Currently I am testing both the EKF and the Complementary Filter performances to estimate the attitude with sensor fusion (gyro, acc, mag) in the quaternion form. The ultimate scope is to get different velocity estimates. At the moment I have a Nonlinear Complementary Filter that does a good job to estimate the attitude, then I subtract the gravity and integrate to get the velocity. It works fine on the short period.

Take this code as mine and consider that the measured output of my EKF are the accelerometer readings where the inertial acceleration is NOT negligible. Hence, my predicted output matrix "h" the result of z = T*acc, where T is the transformation matrix from sensor to local frame and acc are the accelerometer readings affected by the gravity. Assume there are almost no yaw rotations, but just significant partial rotations (<90deg) around pitch and roll.

The thing I cannot explain by myself is that EKF performs better if I consider negligible the inertial acceleration than when I consider that significant inertial accelerations are measured. Due to the movement I want to observe, I need to consider inertial accelerations though.

Answer 3

I have just tried you algorithm and it works really well. In order to avoid the output of the filter to follow the drifting integrated angular rate you need to decrease the value of the variance of the measurement noise. I have tried with a value of 100 instead of 1000000. This way you tell the filter to 'trust' more the observation and, therefore, the angle estimate does not diverge.

I have also implemented a script which optimizes the fix parameters (variances of the process noise and measurement noises) using an external angle reference. This way it is easier to bound their value.

It is also important to notice that the value of R and Q will depend on the intensity of the movement, i.e. the amount of linear acceleration 'corrupting' the accelerometer estimate. To increase the precision of the estimation I have implemented an intensity detector which varies for each sample the value of R and Q depending on the intensity of the motion. If you are interested, please contact me on: alberto.olivares (gmail.com) and I will happily send it to you (or any other person who is interested).

Answer 4

The problem you are describing is said to be one of the main drawbacks of the EKF. It does not guarantee any convergence to the real value. If you want to keep using it:

• Try increasing the system noise Q and/or measurement noise R (can be interpreted as 'putting the nonlinearities into the noise').
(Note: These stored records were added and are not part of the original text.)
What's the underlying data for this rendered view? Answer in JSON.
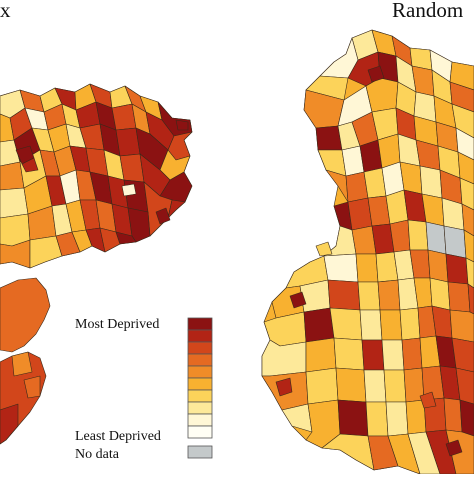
{
  "panels": {
    "left": {
      "label": "x"
    },
    "right": {
      "label": "Random"
    }
  },
  "legend": {
    "most_label": "Most Deprived",
    "least_label": "Least Deprived",
    "nodata_label": "No data",
    "classes": [
      "#8b1212",
      "#b22415",
      "#d2461b",
      "#e56a22",
      "#f08c28",
      "#f8b130",
      "#fcd35a",
      "#fde99a",
      "#fff7d6",
      "#fffef4"
    ],
    "nodata_color": "#c4c9ca"
  },
  "palette": {
    "boundary": "#3a2a1a",
    "background": "#ffffff"
  }
}
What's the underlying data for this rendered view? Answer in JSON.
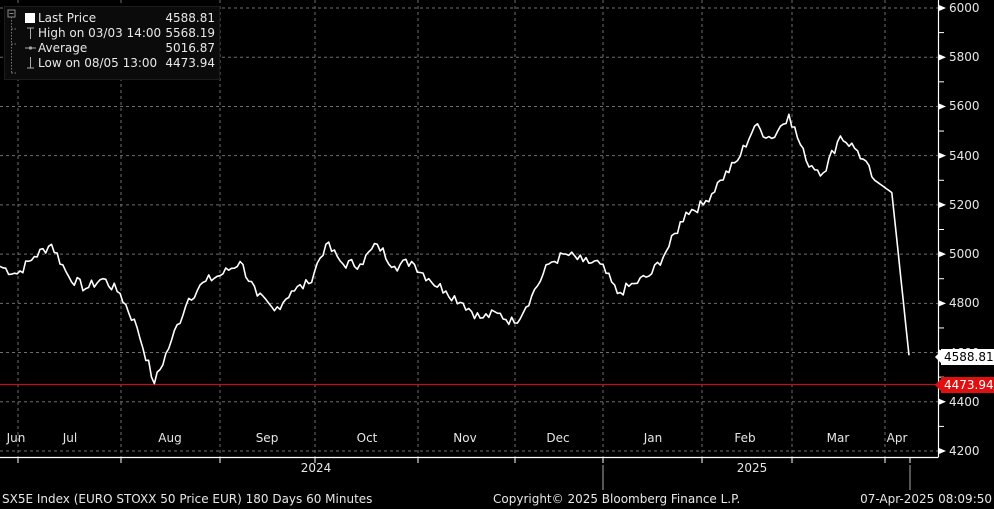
{
  "legend": {
    "last": {
      "label": "Last Price",
      "value": "4588.81"
    },
    "high": {
      "label": "High on 03/03 14:00",
      "value": "5568.19"
    },
    "average": {
      "label": "Average",
      "value": "5016.87"
    },
    "low": {
      "label": "Low on 08/05 13:00",
      "value": "4473.94"
    }
  },
  "tags": {
    "last": "4588.81",
    "low": "4473.94"
  },
  "footer": {
    "left": "SX5E Index (EURO STOXX 50 Price EUR) 180 Days 60 Minutes",
    "center": "Copyright© 2025 Bloomberg Finance L.P.",
    "right": "07-Apr-2025 08:09:50"
  },
  "colors": {
    "background": "#000000",
    "line": "#ffffff",
    "low_line": "#c0101a",
    "grid": "#6e6e6e",
    "last_tag": "#ffffff",
    "low_tag": "#e01010"
  },
  "chart_data": {
    "type": "line",
    "title": "SX5E Index (EURO STOXX 50 Price EUR) 180 Days 60 Minutes",
    "xlabel": "",
    "ylabel": "",
    "ylim": [
      4200,
      6000
    ],
    "y_ticks": [
      4200,
      4400,
      4600,
      4800,
      5000,
      5200,
      5400,
      5600,
      5800,
      6000
    ],
    "x_ticks": [
      "Jun",
      "Jul",
      "Aug",
      "Sep",
      "Oct",
      "Nov",
      "Dec",
      "Jan",
      "Feb",
      "Mar",
      "Apr"
    ],
    "x_year_labels": [
      "2024",
      "2025"
    ],
    "grid": true,
    "legend_position": "top-left",
    "horizontal_line": {
      "label": "Low",
      "value": 4473.94
    },
    "series": [
      {
        "name": "Last Price",
        "x": [
          "Jun",
          "Jun",
          "Jun",
          "Jul",
          "Jul",
          "Jul",
          "Jul",
          "Jul",
          "Jul",
          "Aug",
          "Aug",
          "Aug",
          "Aug",
          "Aug",
          "Aug",
          "Aug",
          "Sep",
          "Sep",
          "Sep",
          "Sep",
          "Sep",
          "Oct",
          "Oct",
          "Oct",
          "Oct",
          "Oct",
          "Nov",
          "Nov",
          "Nov",
          "Nov",
          "Nov",
          "Nov",
          "Dec",
          "Dec",
          "Dec",
          "Dec",
          "Dec",
          "Jan",
          "Jan",
          "Jan",
          "Jan",
          "Jan",
          "Feb",
          "Feb",
          "Feb",
          "Feb",
          "Mar",
          "Mar",
          "Mar",
          "Mar",
          "Mar",
          "Apr",
          "Apr",
          "Apr"
        ],
        "values": [
          4950,
          4920,
          4990,
          5040,
          4910,
          4860,
          4900,
          4840,
          4700,
          4473.94,
          4650,
          4820,
          4890,
          4920,
          4970,
          4830,
          4770,
          4850,
          4880,
          5040,
          4960,
          4960,
          5040,
          4950,
          4970,
          4900,
          4850,
          4800,
          4740,
          4760,
          4720,
          4830,
          4960,
          5000,
          4970,
          4960,
          4840,
          4880,
          4920,
          5030,
          5170,
          5200,
          5300,
          5380,
          5520,
          5470,
          5568.19,
          5380,
          5330,
          5480,
          5420,
          5300,
          5250,
          4588.81
        ]
      }
    ],
    "summary": {
      "last": 4588.81,
      "high": 5568.19,
      "high_time": "03/03 14:00",
      "average": 5016.87,
      "low": 4473.94,
      "low_time": "08/05 13:00"
    }
  }
}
This also makes the linear KF perform better on nonlinear problems
• To judge how well you're doing, plot the 2-sigma-band around your estimate to see if your real value lies within in it (else you noise is too small).

The Unscented Kalman filter has the reputation of being more robust in dealing with non-linearities than the EKF. The implementation complexity is roughly the same as EKF.

Answer 5

I am not an expert on Kalman Filtering, but I think a static error is the best you can get with gyro/accel measurements. In my previous lab, they fused the inertial meas with GPS to recalibrate.